Des investisseurs âgés qui ont placé leurs économies de retraite dans les projets immobiliers de la Société d'investissement Romspen cherchent des réponses et une éventuelle compensation pour ce qu'ils perçoivent comme une fraude financière. Selon les documents financiers, la Société d'investissement Romspen a régulièrement déclaré un bénéfice annuel de 8 % depuis 2019. Cependant, la société n'a pas fourni de paiements de rachat complets aux investisseurs depuis avant la pandémie de COVID-19, laissant de nombreux retraités dans l'incertitude financière.
Nombre de ces investisseurs avaient stratégiquement alloué leurs fonds de pension et de retraite aux projets immobiliers de Romspen, anticipant que les rachats d'investisseurs les aideraient à couvrir leurs dépenses mensuelles. Au lieu de cela, ils se sont retrouvés incapables d'accéder à leurs rendements attendus. Cette situation a créé une pression financière significative pour les retraités qui dépendaient de ces investissements pour leur subsistance durant leurs années de retraite.
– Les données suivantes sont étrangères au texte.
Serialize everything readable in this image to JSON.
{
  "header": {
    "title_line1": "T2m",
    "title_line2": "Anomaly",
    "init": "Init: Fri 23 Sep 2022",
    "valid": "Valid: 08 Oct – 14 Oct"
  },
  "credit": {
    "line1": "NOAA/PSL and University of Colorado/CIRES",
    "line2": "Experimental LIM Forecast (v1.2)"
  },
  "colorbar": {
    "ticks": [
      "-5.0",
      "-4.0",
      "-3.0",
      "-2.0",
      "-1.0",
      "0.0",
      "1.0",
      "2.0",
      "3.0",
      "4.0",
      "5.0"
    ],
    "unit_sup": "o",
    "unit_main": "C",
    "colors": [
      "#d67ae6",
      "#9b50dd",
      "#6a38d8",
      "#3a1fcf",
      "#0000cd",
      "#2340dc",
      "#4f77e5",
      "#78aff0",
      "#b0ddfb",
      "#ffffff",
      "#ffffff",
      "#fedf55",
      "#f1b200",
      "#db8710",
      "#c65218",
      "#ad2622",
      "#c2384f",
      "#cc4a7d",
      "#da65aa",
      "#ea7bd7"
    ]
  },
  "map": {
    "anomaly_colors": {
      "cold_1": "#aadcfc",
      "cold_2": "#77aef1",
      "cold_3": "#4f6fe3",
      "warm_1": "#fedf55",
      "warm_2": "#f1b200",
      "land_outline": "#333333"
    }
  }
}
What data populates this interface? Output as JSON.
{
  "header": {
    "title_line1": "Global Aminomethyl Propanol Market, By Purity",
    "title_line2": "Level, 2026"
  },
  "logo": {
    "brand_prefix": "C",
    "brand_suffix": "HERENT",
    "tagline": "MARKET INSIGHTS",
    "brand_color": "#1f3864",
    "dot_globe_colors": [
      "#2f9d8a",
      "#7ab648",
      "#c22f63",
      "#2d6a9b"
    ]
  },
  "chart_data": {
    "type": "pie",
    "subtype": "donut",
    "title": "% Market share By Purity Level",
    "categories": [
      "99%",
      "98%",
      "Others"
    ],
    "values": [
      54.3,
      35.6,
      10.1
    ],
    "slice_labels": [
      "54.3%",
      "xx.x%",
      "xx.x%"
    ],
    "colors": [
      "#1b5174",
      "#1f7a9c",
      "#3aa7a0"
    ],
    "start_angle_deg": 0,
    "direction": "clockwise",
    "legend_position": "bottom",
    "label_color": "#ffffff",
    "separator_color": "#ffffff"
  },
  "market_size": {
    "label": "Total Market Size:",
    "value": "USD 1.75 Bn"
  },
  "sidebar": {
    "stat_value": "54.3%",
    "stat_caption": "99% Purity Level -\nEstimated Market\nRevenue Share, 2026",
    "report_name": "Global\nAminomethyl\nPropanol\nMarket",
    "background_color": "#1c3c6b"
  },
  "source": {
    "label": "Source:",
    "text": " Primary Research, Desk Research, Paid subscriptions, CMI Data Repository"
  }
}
MFI-Miami, une organisation internationale d'enquête sur les fraudes hypothécaires, a annoncé son intention d'aider ces investisseurs âgés américains et canadiens. L'organisation vise à mettre en relation les investisseurs affectés avec des avocats qui peuvent les aider à potentiellement récupérer leurs fonds et à obtenir des clarifications concernant les écarts d'investissement. Plus d'informations sur leurs services sont disponibles sur https://www.mfi-miami.com.
Cette situation met en lumière des problèmes systémiques potentiels dans la transparence des investissements et les protections des investisseurs, particulièrement pour les personnes âgées qui dépendent des rendements d'investissement pour leur stabilité financière. Alors que ces investisseurs cherchent une résolution, cette affaire soulève d'importantes questions sur la responsabilité des entreprises et la protection des investissements de retraite. L'écart entre les bénéfices déclarés et la disponibilité réelle des paiements souligne la nécessité d'une plus grande surveillance des pratiques de gestion d'investissement affectant les populations vulnérables.